ハンセン病元患者やその家族が受けてきた差別や偏見は重大な人権侵害です。その歴史を学ぶことは未来の社会の在り方や人権について考えるきっかけになります。規模は全く異なりますが、新型コロナウイルス感染症で様々な制限を体験した今だからこそハンセン病の歴史を知ってもらいたいと願います。

 

 

 

国立療養所菊池恵楓園入所者自治会会長ご挨拶

自治会長

国立療養所菊池恵楓園入所者自治会長
志村  康

令和4年5月13日「菊池恵楓園歴史資料館」がリニューアルオープンを迎えることになり、各方面のご協力に感謝申し上げます。

平成13年の国賠訴訟判決の後、多磨全生園では高松宮資料館が国立資料館として生まれ変わると知らされ、菊池恵楓園にも資料館設置の機運も高まってまいりました。

恵楓園内の旧事務本館には貴重な資料が積み上げられているにもかかわらず、何故かガラス窓が破られ鳩が営巣していることを知り、資料整理を実施しつつ展示等については自治会が費用を負担することで2006年に社会交流会館として資料館事業がスタートしました。

その後、「ハンセン病問題の解決の促進に関する法律」が2009年4月施行され、同法18条に資料館の設置が明記され、国立資料館が法的な裏付けを持つことになった一方、菊池恵楓園の場合は社会交流会館としてしか認められず臍を噛む思いでありました。
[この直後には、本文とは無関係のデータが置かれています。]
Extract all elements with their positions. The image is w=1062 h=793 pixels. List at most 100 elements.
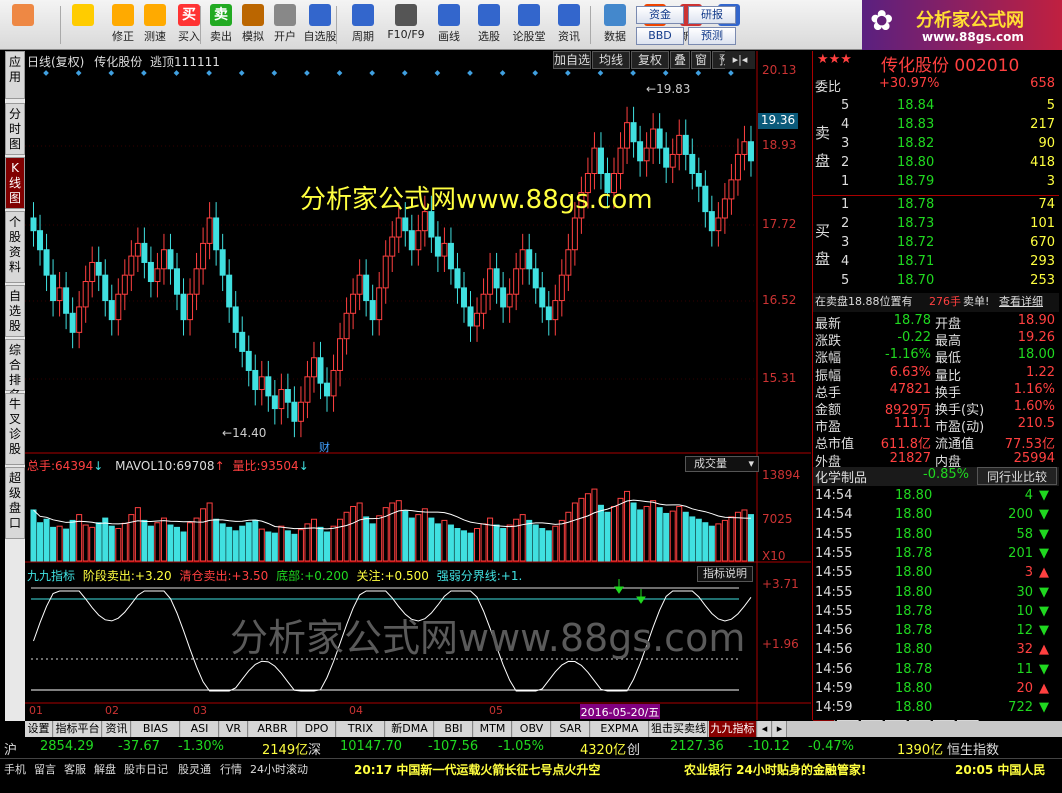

そうした中で、資料の整理が進められ明治42年以降の「患者身分帳」が存在していたことが把握されたこともあり、社会交流ではなく「歴史資料館」としての機能の必要性が認識されてきました。また入所者の絵画会「金陽会」の油彩950点を後世に残すためには温湿度の管理ができる収蔵庫の整備も急ぐ必要があり、幾度の陳情の結果、厚労省もようやく新館の建築を認めていただき歴史資料館の開館に至りました。歴史資料館には他に例を見ない、「菊池医療刑務支所」単独房も復元されています。

菊池恵楓園歴史資料館の企画、展示は株式会社乃村工藝社に発注し、展示終了までに7年を要しました。細部に至るまで施設、自治会、学芸員により調整が図られ開館に至っています。

コンセプトは「あなたは私」「私はあなた」絶対隔離の中で絶望するのではなく、いかに生きてきたのかその事を感じ取っていただければ望外の喜びであります。